Reputation: 241
Say we have a Topic with 2 partitions and there are 'n' no of producers which are producing the data to this Topic. Now, Millions of the MessageRecords are being spread over 2 partitions.
Say, we have 2 threads (i.e. 2 separate Instances) powering to the Streams Processor. Now, In this setup, say Thread-1(i.e. Streaming Task-1) got Partition P-1 and say Thread-2(i.e. Streaming Task-2) got Partition P-2 for processing !!
ASK is :- Say, we want to know, how many MessageRecords
have been processed by Streaming-Task-1 so far OR say for 28th September, 2KK ?? How do I do that ?
And, even the bigger the question is : "Streaming-Task-1" would never know about the TOTAL count of MessageRecords
being processed, it shall only know about the count processed by itself !!

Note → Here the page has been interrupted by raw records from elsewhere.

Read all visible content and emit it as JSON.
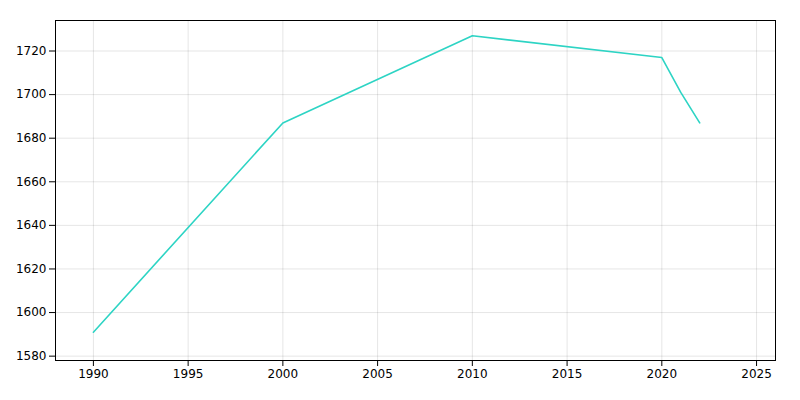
{
  "chart_data": {
    "type": "line",
    "x": [
      1990,
      2000,
      2010,
      2020,
      2021,
      2022
    ],
    "values": [
      1591,
      1687,
      1727,
      1717,
      1701,
      1687
    ],
    "color": "#2dd4c4",
    "xlim": [
      1988,
      2026
    ],
    "ylim": [
      1578,
      1734
    ],
    "xticks": [
      1990,
      1995,
      2000,
      2005,
      2010,
      2015,
      2020,
      2025
    ],
    "yticks": [
      1580,
      1600,
      1620,
      1640,
      1660,
      1680,
      1700,
      1720
    ],
    "grid": true
  }
}
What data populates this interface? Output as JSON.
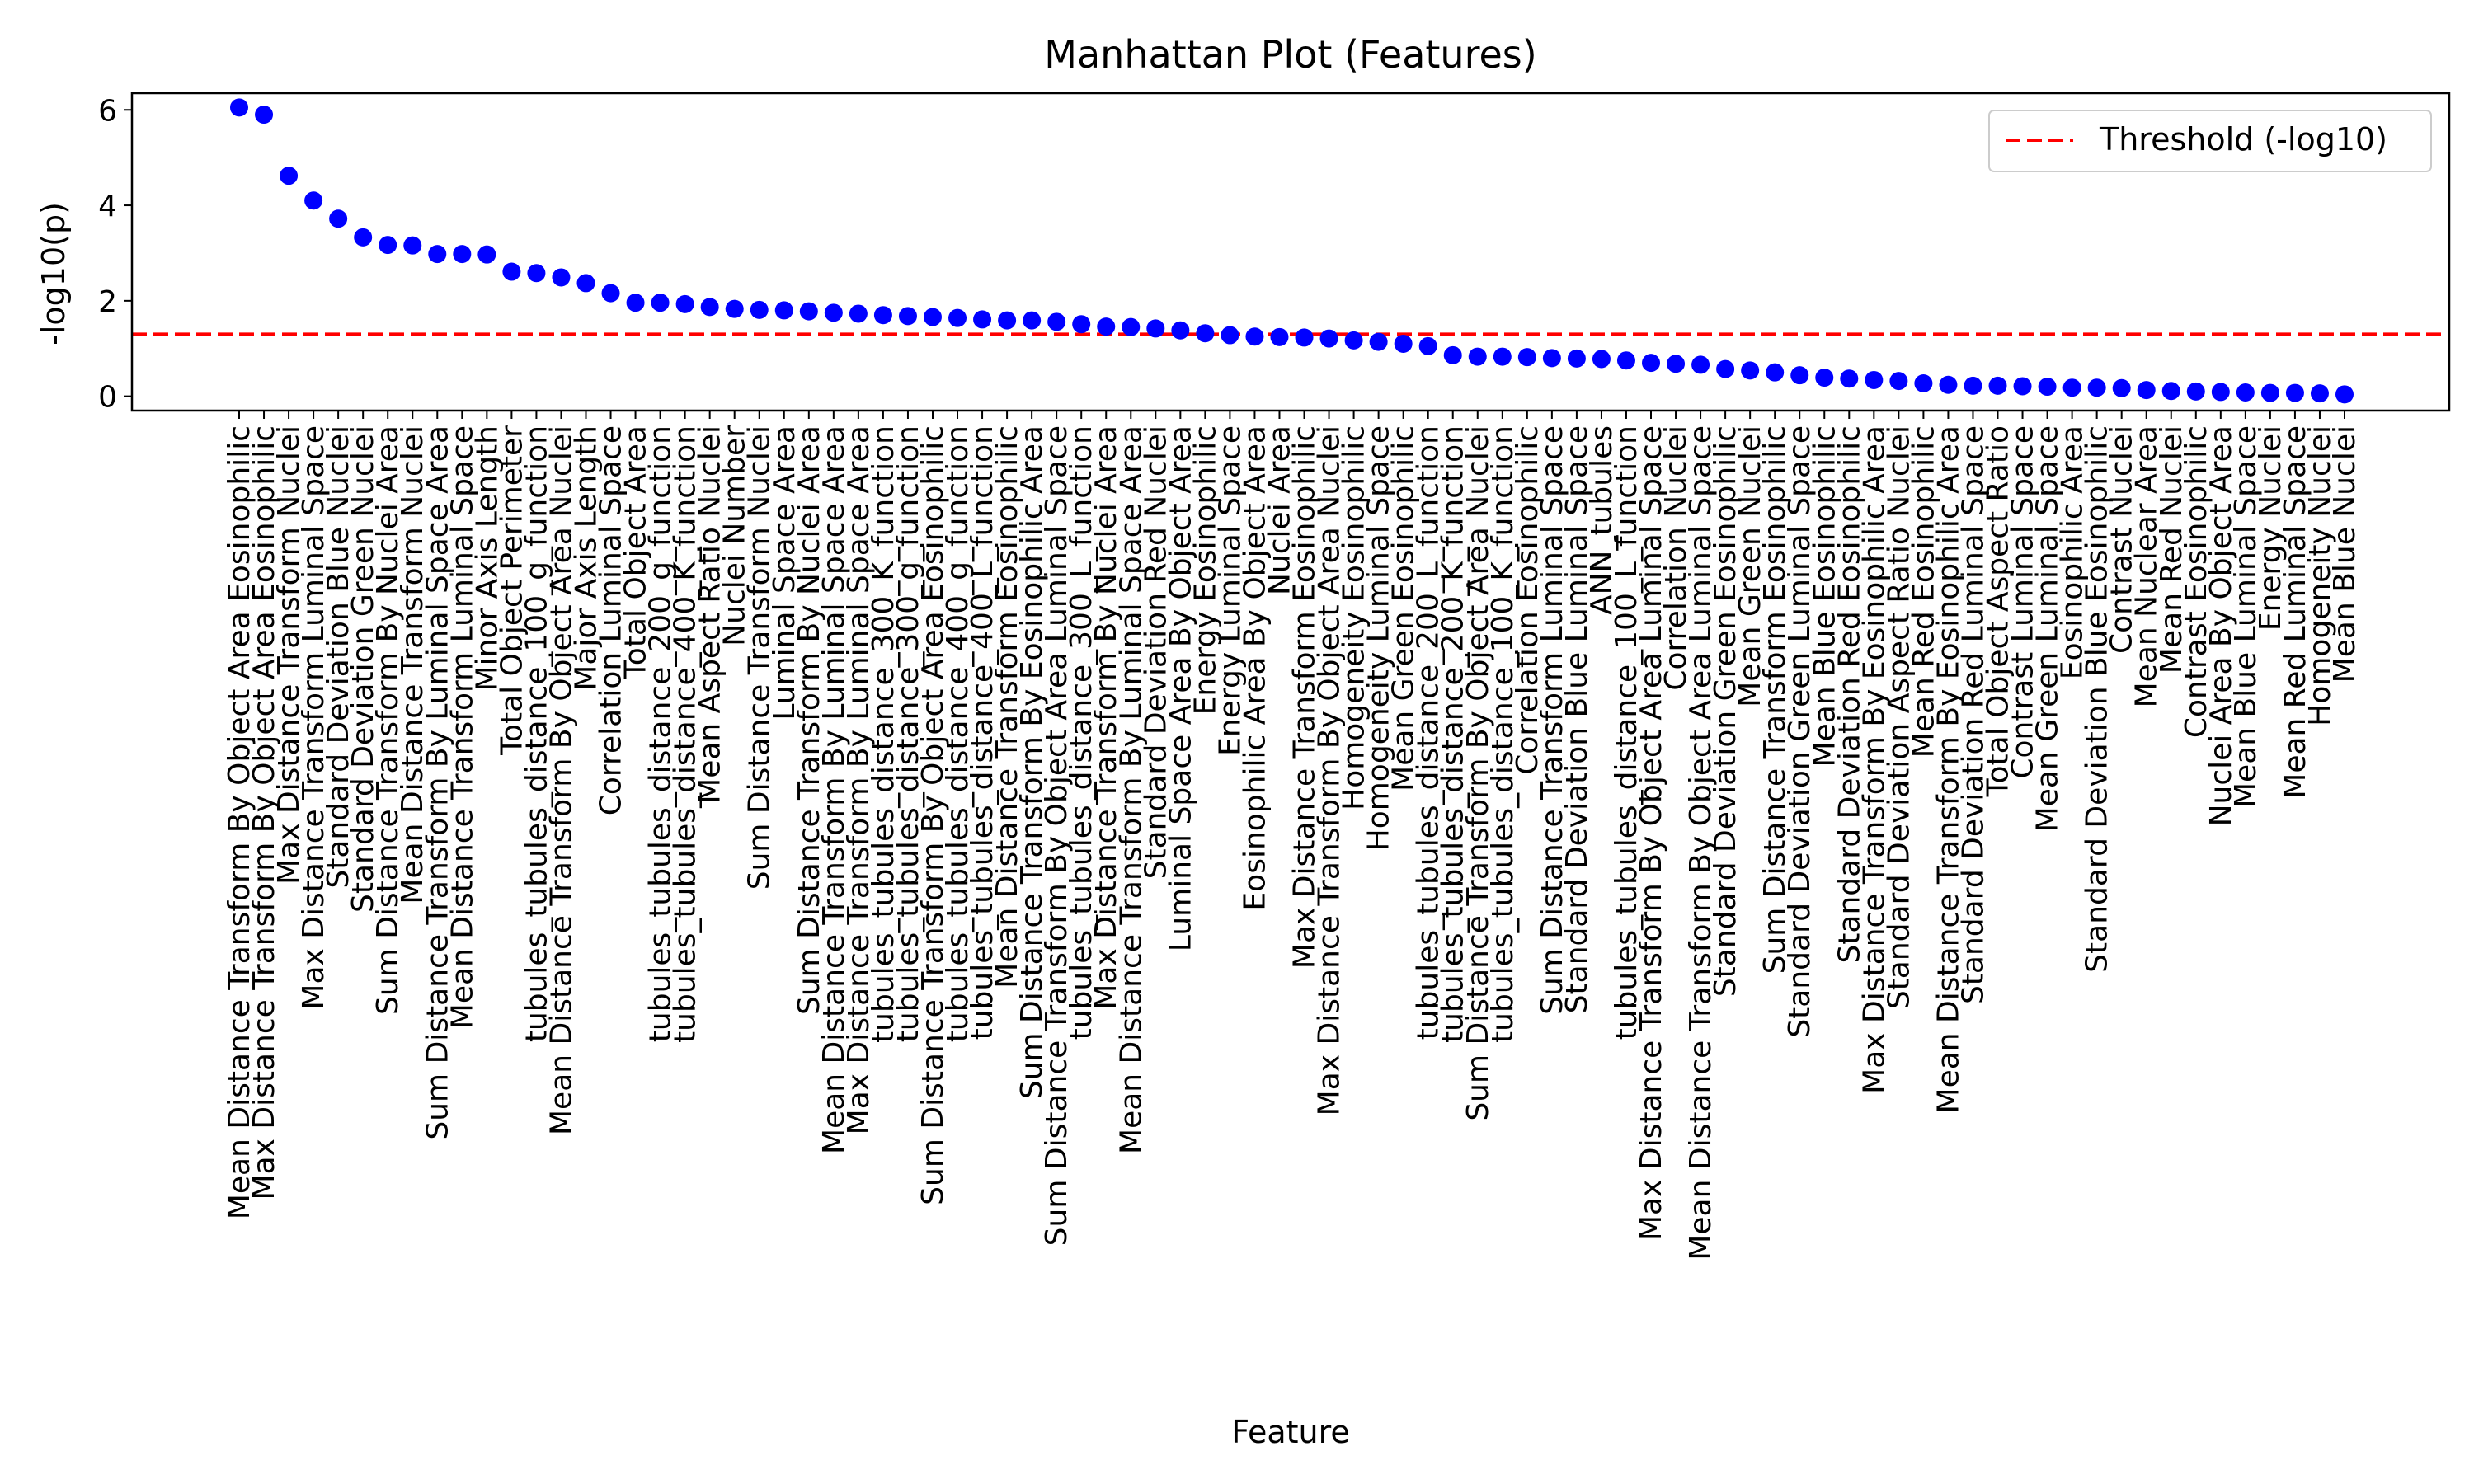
{
  "chart_data": {
    "type": "scatter",
    "title": "Manhattan Plot (Features)",
    "xlabel": "Feature",
    "ylabel": "-log10(p)",
    "ylim": [
      -0.3,
      6.35
    ],
    "yticks": [
      0,
      2,
      4,
      6
    ],
    "grid": false,
    "legend_position": "top-right",
    "colors": {
      "points": "#0000ff",
      "threshold": "#ff0000"
    },
    "threshold": {
      "name": "Threshold (-log10)",
      "value": 1.3
    },
    "categories": [
      "Mean Distance Transform By Object Area Eosinophilic",
      "Max Distance Transform By Object Area Eosinophilic",
      "Max Distance Transform Nuclei",
      "Max Distance Transform Luminal Space",
      "Standard Deviation Blue Nuclei",
      "Standard Deviation Green Nuclei",
      "Sum Distance Transform By Nuclei Area",
      "Mean Distance Transform Nuclei",
      "Sum Distance Transform By Luminal Space Area",
      "Mean Distance Transform Luminal Space",
      "Minor Axis Length",
      "Total Object Perimeter",
      "tubules_tubules_distance_100_g_function",
      "Mean Distance Transform By Object Area Nuclei",
      "Major Axis Length",
      "Correlation Luminal Space",
      "Total Object Area",
      "tubules_tubules_distance_200_g_function",
      "tubules_tubules_distance_400_K_function",
      "Mean Aspect Ratio Nuclei",
      "Nuclei Number",
      "Sum Distance Transform Nuclei",
      "Luminal Space Area",
      "Sum Distance Transform By Nuclei Area",
      "Mean Distance Transform By Luminal Space Area",
      "Max Distance Transform By Luminal Space Area",
      "tubules_tubules_distance_300_K_function",
      "tubules_tubules_distance_300_g_function",
      "Sum Distance Transform By Object Area Eosinophilic",
      "tubules_tubules_distance_400_g_function",
      "tubules_tubules_distance_400_L_function",
      "Mean Distance Transform Eosinophilic",
      "Sum Distance Transform By Eosinophilic Area",
      "Sum Distance Transform By Object Area Luminal Space",
      "tubules_tubules_distance_300_L_function",
      "Max Distance Transform By Nuclei Area",
      "Mean Distance Transform By Luminal Space Area",
      "Standard Deviation Red Nuclei",
      "Luminal Space Area By Object Area",
      "Energy Eosinophilic",
      "Energy Luminal Space",
      "Eosinophilic Area By Object Area",
      "Nuclei Area",
      "Max Distance Transform Eosinophilic",
      "Max Distance Transform By Object Area Nuclei",
      "Homogeneity Eosinophilic",
      "Homogeneity Luminal Space",
      "Mean Green Eosinophilic",
      "tubules_tubules_distance_200_L_function",
      "tubules_tubules_distance_200_K_function",
      "Sum Distance Transform By Object Area Nuclei",
      "tubules_tubules_distance_100_K_function",
      "Correlation Eosinophilic",
      "Sum Distance Transform Luminal Space",
      "Standard Deviation Blue Luminal Space",
      "ANN_tubules",
      "tubules_tubules_distance_100_L_function",
      "Max Distance Transform By Object Area Luminal Space",
      "Correlation Nuclei",
      "Mean Distance Transform By Object Area Luminal Space",
      "Standard Deviation Green Eosinophilic",
      "Mean Green Nuclei",
      "Sum Distance Transform Eosinophilic",
      "Standard Deviation Green Luminal Space",
      "Mean Blue Eosinophilic",
      "Standard Deviation Red Eosinophilic",
      "Max Distance Transform By Eosinophilic Area",
      "Standard Deviation Aspect Ratio Nuclei",
      "Mean Red Eosinophilic",
      "Mean Distance Transform By Eosinophilic Area",
      "Standard Deviation Red Luminal Space",
      "Total Object Aspect Ratio",
      "Contrast Luminal Space",
      "Mean Green Luminal Space",
      "Eosinophilic Area",
      "Standard Deviation Blue Eosinophilic",
      "Contrast Nuclei",
      "Mean Nuclear Area",
      "Mean Red Nuclei",
      "Contrast Eosinophilic",
      "Nuclei Area By Object Area",
      "Mean Blue Luminal Space",
      "Energy Nuclei",
      "Mean Red Luminal Space",
      "Homogeneity Nuclei",
      "Mean Blue Nuclei"
    ],
    "values": [
      6.05,
      5.9,
      4.62,
      4.1,
      3.72,
      3.33,
      3.17,
      3.16,
      2.98,
      2.98,
      2.97,
      2.61,
      2.58,
      2.49,
      2.37,
      2.16,
      1.96,
      1.96,
      1.93,
      1.87,
      1.83,
      1.81,
      1.8,
      1.78,
      1.75,
      1.73,
      1.7,
      1.68,
      1.66,
      1.64,
      1.61,
      1.59,
      1.59,
      1.56,
      1.51,
      1.46,
      1.45,
      1.42,
      1.38,
      1.32,
      1.28,
      1.25,
      1.24,
      1.23,
      1.21,
      1.17,
      1.14,
      1.1,
      1.05,
      0.86,
      0.83,
      0.83,
      0.82,
      0.8,
      0.79,
      0.78,
      0.75,
      0.7,
      0.68,
      0.66,
      0.57,
      0.54,
      0.5,
      0.44,
      0.39,
      0.37,
      0.34,
      0.32,
      0.27,
      0.24,
      0.22,
      0.22,
      0.21,
      0.2,
      0.18,
      0.18,
      0.17,
      0.13,
      0.11,
      0.1,
      0.09,
      0.08,
      0.07,
      0.07,
      0.06,
      0.04
    ]
  }
}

Can it ever know it know about the count processed by another Task-2 ??
Upvotes: 0
Views: 949
Reputation: 226
There are several ways to accomplish what you are asking. If you are using the DSL I suggest you take a look at the word count example (https://docs.confluent.io/current/streams/quickstart.html). With a map operation you can make all the counts you want relatively simply.
If you are not using the dsl you can still do the same with a couple processors and state stores.
Upvotes: 1